IBD is a group of conditions characterized by inflammation in the digestive tract, estimated to affect more than 3.5 million people in the U.S., European Union, and Japan. Two major types of IBD are ulcerative colitis and Crohn’s disease, which usually cause symptoms such as pain, weigh loss, fatigue, and diarrhea.
Treatment for IBD often focuses on reducing inflammation and disease symptoms. Pfizer’s PF-00547659 is a monoclonal antibody that targets the adhesion molecule MAdCAM-1, expressed in the endothelial cells from the gastrointestinal tract, as well the spleen, nasal tissue, bladder, lung, and uterus.
Because MAdCAM-1 binds to proteins expressed on the surface of lymphocytes that cause inflammation, PF-00547659 is able to inhibit the translocation of this lymphocytes from the bloodstream to the intestine.
Pfizer’s PF-00547659 was evaluated in more than 700 patients in Phase 1 and Phase 2 clinical trials. TURANDOT and OPERA are two randomized, multicenter, double-blind, placebo-controlled studies that evaluated the safety and efficacy of PF-00547659 in ulcerative colitis and Crohn’s disease patients, respectively.
Particularly in ulcerative colitis patients who failed to respond at least one previous treatment, PF-00547659 increased the remission rates and mucosal healing at week 12, when compared to patients receiving placebo. In patients with moderate to severe Crohn’s disease, PF-00547659 treatment showed an increased response, although not significant, compared to placebo.
Previous studies had demonstrated that non-selective blockade of the molecule that binds to MAdCAM-1 in lymphocytes led to the appearance of opportunistic infections, such as progressive multifocal leukoencephalopathy (PML), known to attack the central nervous system, possibly due to reduced immune surveillance.
The TOSCA safety study evaluated PF-00547659 in patients with moderate to severe Crohn’s disease with prior treatment with both immunosuppressants (azathioprine, 6-MP or methotrexate) and anti-TNF, to address whether it increased PML susceptibility. The study results demonstrated that the amount of lymphocytes in the cerebrospinal fluid did not change after PF-00547659 treatment, and there was no evidence of PML.
Phase 3 trials are expected to begin after consultation with global health authorities.

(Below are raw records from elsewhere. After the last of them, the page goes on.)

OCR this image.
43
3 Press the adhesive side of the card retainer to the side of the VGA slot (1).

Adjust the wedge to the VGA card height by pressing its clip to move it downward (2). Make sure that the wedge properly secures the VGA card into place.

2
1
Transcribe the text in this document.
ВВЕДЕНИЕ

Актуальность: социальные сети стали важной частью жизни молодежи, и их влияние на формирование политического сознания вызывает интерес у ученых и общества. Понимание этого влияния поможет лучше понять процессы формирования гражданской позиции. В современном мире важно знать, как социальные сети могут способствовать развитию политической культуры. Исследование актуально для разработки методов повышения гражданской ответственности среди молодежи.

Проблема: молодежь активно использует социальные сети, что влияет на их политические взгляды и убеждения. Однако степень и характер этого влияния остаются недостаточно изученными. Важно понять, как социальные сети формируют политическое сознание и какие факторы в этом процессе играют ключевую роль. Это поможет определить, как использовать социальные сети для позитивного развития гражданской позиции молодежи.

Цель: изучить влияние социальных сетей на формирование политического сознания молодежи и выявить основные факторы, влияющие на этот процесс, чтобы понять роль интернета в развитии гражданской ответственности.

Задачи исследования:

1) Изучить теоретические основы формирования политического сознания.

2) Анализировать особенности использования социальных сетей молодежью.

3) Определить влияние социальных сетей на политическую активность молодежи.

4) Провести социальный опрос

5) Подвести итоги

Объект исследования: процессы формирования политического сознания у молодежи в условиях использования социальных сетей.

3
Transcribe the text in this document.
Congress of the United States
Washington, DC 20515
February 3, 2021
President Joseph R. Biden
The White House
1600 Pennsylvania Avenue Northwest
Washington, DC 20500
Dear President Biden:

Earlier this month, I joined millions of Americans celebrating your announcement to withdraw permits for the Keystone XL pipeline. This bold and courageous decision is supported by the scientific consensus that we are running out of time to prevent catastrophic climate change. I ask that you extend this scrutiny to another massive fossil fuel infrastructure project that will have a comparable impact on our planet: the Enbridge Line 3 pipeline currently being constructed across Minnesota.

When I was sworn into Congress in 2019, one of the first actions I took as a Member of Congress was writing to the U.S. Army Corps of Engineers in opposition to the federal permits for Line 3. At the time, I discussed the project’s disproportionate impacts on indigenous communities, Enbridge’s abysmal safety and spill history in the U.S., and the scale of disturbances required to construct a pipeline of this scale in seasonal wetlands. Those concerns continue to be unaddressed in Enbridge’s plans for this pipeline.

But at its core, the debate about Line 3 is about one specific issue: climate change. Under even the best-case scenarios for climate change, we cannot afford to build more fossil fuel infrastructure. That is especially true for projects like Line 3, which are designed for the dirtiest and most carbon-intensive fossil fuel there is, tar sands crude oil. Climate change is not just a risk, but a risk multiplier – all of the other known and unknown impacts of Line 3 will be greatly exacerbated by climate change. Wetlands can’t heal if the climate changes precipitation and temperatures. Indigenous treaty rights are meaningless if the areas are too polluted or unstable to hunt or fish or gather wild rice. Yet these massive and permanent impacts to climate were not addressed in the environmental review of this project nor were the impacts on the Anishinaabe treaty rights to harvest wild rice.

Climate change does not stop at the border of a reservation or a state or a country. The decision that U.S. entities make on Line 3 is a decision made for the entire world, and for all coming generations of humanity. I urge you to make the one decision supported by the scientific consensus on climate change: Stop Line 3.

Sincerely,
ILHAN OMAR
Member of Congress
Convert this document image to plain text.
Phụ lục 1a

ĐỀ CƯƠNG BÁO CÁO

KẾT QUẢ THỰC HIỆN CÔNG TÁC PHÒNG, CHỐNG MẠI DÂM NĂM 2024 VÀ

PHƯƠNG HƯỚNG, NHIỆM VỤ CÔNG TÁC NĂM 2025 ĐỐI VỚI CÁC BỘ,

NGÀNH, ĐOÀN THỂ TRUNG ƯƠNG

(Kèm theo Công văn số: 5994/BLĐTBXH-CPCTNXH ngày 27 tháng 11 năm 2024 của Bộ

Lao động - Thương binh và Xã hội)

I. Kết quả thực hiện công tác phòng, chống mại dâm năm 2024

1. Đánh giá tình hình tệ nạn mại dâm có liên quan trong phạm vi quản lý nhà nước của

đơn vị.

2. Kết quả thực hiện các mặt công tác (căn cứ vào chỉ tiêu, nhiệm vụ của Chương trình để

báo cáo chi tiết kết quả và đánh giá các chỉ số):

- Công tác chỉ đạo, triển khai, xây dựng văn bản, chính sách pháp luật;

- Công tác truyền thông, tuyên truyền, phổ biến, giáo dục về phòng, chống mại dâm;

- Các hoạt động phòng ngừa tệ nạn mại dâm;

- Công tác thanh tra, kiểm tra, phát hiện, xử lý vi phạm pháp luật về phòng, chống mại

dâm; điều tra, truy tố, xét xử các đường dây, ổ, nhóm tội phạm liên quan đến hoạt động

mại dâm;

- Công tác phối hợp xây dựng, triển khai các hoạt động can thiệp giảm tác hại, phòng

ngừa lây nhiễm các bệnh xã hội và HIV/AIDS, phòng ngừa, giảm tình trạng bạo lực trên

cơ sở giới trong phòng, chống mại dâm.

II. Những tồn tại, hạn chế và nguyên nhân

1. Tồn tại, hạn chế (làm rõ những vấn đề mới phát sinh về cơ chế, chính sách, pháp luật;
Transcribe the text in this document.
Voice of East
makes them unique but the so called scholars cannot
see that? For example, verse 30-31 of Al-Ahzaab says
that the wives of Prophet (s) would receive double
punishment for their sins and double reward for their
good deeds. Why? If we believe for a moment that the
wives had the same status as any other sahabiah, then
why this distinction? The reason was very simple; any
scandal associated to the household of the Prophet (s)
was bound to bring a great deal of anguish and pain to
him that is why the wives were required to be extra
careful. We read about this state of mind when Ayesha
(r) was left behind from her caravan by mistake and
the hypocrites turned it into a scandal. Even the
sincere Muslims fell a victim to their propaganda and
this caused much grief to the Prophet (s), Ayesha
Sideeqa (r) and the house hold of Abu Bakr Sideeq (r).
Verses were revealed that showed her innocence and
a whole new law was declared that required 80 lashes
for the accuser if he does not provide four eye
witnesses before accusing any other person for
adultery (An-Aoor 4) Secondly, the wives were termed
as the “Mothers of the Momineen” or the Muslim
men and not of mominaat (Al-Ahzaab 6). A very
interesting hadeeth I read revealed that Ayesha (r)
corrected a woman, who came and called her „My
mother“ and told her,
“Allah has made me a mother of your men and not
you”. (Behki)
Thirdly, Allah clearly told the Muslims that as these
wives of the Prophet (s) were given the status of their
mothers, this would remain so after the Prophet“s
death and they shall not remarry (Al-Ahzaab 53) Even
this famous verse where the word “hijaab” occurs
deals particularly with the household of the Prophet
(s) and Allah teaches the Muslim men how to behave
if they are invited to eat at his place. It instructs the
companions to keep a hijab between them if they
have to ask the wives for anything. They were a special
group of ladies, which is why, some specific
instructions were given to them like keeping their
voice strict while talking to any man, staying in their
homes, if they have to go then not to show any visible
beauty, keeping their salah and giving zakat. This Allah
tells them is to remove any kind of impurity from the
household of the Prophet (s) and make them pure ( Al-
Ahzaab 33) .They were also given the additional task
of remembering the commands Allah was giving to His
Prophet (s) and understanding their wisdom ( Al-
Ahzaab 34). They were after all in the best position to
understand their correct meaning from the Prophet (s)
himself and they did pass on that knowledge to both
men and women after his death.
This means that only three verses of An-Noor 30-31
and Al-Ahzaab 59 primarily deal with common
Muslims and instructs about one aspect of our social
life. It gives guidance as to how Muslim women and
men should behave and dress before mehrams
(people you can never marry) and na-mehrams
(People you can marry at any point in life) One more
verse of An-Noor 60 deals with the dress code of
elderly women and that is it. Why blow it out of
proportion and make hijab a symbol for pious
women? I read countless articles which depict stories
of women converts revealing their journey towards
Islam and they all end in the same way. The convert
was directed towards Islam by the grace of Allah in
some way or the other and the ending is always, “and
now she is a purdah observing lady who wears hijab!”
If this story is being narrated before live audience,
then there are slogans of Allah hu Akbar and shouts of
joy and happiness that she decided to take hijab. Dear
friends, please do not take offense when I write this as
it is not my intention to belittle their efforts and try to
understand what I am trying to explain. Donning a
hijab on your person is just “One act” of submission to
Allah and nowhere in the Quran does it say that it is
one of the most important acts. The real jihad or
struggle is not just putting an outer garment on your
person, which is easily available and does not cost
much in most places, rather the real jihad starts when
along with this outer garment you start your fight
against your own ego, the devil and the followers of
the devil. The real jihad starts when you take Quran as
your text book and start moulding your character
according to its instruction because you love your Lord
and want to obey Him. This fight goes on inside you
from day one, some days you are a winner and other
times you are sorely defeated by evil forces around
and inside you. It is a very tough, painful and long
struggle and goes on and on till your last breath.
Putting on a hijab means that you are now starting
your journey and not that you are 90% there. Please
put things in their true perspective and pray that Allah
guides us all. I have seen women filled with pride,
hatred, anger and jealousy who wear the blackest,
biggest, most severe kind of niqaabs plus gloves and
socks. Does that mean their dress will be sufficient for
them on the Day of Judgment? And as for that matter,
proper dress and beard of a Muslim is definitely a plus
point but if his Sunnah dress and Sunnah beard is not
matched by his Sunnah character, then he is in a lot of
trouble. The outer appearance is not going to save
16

“This licensing transaction fits with Shire’s commitment to advancing research and development in select specialty areas, including areas of unmet patient need for gastrointestinal conditions such as IBD,” said Howard Mayer, Shire’s head of Clinical Development in a press release. “We look forward to continuing the development of PF-00547659, a biologic that will benefit from our experience in IBD and across the gastrointestinal space.”